21En revanche, certains pays sont placés sur une trajectoire beaucoup plus favorable, une « dynamique vertueuse », où l’appréciation du taux de change se combine à la désinflation et à l’amélioration des termes de l’échange. Ainsi, une logique inverse au cas dévaluationniste s’instaure. Pour PATAT (1993), cette politique « procède de l’idée qu’un taux de change sinon fort, du moins non déprécié, a des effets favorables sur la valeur interne de la monnaie. Il évite en effet le renchérissement des importations et par voie de conséquence la hausse des prix intérieurs : si un taux de change faible facilite les exportations, il accroît le coût des achats à l’étranger et n’incite guère de ce fait les producteurs nationaux à comprimer leurs prix pour lutter contre la concurrence extérieure. Au contraire, l’appréciation du change conduit à une compression des coûts, à des efforts de rationalisation et à un renforcement de la compétitivité ». C’est l’amorce du cercle vertueux !

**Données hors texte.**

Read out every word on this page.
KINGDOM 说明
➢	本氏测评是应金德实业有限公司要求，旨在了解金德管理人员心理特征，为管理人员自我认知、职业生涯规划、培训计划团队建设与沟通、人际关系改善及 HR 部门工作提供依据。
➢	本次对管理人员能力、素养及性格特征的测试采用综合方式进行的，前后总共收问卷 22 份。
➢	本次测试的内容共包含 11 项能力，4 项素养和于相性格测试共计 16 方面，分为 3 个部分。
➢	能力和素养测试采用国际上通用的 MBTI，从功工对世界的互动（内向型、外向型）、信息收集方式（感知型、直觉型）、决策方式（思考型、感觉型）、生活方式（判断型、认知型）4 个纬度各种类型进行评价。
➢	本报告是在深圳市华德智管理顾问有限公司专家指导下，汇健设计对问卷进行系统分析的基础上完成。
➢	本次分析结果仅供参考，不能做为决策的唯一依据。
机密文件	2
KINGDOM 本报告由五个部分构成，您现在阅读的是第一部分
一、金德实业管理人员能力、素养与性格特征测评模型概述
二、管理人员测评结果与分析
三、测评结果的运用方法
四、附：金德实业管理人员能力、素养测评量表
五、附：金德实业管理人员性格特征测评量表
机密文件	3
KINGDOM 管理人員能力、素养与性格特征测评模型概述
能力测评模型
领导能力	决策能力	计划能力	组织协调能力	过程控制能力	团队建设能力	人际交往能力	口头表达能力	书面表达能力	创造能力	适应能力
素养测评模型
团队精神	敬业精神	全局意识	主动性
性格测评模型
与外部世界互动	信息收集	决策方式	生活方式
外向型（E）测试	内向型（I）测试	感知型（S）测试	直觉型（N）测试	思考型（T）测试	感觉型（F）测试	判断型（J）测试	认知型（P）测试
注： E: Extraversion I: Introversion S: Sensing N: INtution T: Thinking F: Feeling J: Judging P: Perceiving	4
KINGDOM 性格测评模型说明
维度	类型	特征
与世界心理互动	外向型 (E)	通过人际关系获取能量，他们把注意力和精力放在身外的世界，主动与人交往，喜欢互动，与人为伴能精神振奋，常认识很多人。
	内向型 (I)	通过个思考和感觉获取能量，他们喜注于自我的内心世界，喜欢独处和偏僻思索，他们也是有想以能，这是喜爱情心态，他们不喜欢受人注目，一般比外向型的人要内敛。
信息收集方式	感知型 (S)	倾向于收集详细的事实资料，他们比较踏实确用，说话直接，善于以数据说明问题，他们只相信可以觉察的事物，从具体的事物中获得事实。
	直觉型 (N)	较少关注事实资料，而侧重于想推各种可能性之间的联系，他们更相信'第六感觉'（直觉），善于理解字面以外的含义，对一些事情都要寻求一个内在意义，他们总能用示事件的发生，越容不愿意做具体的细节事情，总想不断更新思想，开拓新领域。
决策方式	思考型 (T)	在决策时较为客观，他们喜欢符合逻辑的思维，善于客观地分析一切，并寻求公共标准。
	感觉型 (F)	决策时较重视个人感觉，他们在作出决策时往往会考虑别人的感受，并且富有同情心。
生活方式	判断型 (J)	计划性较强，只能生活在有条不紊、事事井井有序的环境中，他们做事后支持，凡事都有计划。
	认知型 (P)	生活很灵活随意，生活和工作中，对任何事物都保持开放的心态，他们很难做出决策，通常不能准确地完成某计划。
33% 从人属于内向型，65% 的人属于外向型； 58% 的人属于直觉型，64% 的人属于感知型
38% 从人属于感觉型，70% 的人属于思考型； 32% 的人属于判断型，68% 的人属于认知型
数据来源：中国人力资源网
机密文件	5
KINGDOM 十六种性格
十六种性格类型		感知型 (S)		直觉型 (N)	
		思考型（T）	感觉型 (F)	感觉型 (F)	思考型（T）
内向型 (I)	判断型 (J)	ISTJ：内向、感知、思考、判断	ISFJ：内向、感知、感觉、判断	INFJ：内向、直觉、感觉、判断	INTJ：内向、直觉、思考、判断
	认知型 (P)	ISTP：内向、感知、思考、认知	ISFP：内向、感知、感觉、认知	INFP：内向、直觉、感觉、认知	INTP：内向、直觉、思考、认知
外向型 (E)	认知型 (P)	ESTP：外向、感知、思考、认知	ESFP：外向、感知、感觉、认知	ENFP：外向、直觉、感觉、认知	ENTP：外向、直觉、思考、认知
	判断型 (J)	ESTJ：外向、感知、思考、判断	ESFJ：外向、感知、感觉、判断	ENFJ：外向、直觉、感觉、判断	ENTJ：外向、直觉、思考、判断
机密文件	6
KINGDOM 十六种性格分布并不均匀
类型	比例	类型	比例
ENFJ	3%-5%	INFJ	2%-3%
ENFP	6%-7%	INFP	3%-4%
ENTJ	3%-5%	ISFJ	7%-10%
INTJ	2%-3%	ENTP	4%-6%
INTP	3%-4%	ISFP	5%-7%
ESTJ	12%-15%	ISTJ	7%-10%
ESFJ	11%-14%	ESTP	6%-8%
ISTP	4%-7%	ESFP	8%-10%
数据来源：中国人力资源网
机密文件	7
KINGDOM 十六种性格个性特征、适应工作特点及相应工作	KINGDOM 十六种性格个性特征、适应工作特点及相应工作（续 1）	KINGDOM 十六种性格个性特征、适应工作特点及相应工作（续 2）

22Ainsi, pour PLIHON (1991), la thèse du cercle vertueux de l’appréciation du change, opposée dans le discours économique à la dynamique favorable des dévaluations compétitives, relève du schéma type suivant :

  • Un taux de change fort favorise la désinflation importée, ce qui réduit le risque de politiques économiques restrictives destinées à lutter contre l’inflation ;
  • Il améliore les termes de l’échange et le solde commercial à court terme ;
  • Il accroît les profits des entreprises grâce au moindre coût des inputs importés ; ces deux derniers effets favorables n’ont lieu que si la dégradation de la compétitivité-prix a un effet limité sur les parts de marché des entreprises.
Dans ce nouveau contexte, « les entreprises cherchent à améliorer leur compétitivité structurelle, fondée sur des facteurs autres que les prix » (op. cit.). Dès lors, cette dynamique vertueuse devrait enchaîner les effets suivants : relance de l’investissement, amélioration de la spécialisation, réduction des élasticités-prix de moyen terme pour le commerce extérieur, permettant de valider la parité plutôt forte introduite en hypothèse. Les élasticités-prix deviennent assez faibles pour permettre aux entreprises de supporter une compétitivité-prix un peu affaiblie, et toute leur politique d’investissement tend à conforter cette relative insensibilité à la concurrence (MORIN, 1986). Une telle politique force ainsi le pays à modifier sa spécialisation internationale en abandonnant les secteurs en déclin fortement concurrencés par les pays à bas salaires, secteurs dont la compétitivité est d’autant plus pénalisée par la politique monétaire. Cette stratégie de monnaie forte conduit à un recentrage sur les activités à haute technologie et/ou à forts gains de productivité (SERVANIN, 1997). Plus qu’un simple mécanisme de correction de la balance des paiements, une réévaluation apparaît ainsi comme un déterminant structurel de la compétitivité à long terme d’une économie et de son insertion dans la division internationale du travail.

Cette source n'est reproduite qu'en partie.